Considerable debate ensued at the meeting, as not all parties were convinced that the proposed building of two gates is the optimal solution to the problems faced by Orpen. The current plan is to build two gates, one a minimal security control point about 7km from the current gate, and the second a fullscale entrance gate with associated tourist infrastructure immediately adjacent to the existing gate.
Initially only one gate with a filling station and tourist infrastructure was planned for the proposed location of the security control point.Some of the parties felt that the constraints to developing a single large gate 7km away from the existing Orpen Gate, as identified in the environmental impact assessment, could be removed if more money were available to the project.
Estimates of the necessary amount of money needed to do this come to about R10 million, but the gate relocation exercise currently has a budget of R1.2 million. Reasons given for Kruger acquiring and spending the extra money at this time included more benefits for the communities in the area, especially in the long-term, and an improved security aspect for private landowners who would have to gain access to their properties through the gate.

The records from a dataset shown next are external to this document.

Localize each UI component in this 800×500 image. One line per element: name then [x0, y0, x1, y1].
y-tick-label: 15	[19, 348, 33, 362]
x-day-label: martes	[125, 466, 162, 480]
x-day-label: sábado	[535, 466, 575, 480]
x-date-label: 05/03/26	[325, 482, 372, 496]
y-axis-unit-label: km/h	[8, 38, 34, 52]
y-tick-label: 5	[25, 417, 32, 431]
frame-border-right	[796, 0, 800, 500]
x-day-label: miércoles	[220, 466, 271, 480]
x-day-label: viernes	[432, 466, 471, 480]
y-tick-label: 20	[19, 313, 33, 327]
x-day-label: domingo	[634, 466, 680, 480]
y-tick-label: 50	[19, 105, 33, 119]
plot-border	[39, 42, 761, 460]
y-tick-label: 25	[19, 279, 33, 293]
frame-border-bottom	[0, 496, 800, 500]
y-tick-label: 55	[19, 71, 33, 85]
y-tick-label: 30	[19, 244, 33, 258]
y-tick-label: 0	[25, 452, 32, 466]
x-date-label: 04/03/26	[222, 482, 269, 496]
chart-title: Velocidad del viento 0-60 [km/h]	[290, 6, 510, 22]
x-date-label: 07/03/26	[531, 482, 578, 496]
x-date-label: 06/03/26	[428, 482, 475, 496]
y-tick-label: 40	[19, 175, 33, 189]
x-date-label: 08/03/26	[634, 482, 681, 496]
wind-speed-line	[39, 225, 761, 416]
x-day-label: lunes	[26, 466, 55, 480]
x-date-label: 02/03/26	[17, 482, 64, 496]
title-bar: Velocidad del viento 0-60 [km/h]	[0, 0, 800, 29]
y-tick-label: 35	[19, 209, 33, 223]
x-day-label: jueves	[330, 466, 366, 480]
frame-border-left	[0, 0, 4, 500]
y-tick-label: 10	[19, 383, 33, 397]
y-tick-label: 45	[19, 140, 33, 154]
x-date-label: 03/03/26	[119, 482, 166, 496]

However, at the end of the meeting it was agreed to proceed with the two gate plan, and a second meeting ensued to help develop a security protocol for the small security control gate. The creation of this gate will allow fences to be removed between the Timbavati and the Manyeleti protected areas, and the speed limit to be reduced. This will minimise the number of animal deaths that occur along this stretch of road.
At the meeting, the issue of congestion at the current filling station at Orpen was discussed in more detail, especially regarding refuelling from tankers. This helped explain why there are plans to move the filling station a few hundred metres from its present location. The final scoping report should be handed in to the department of environmental affairs in early May.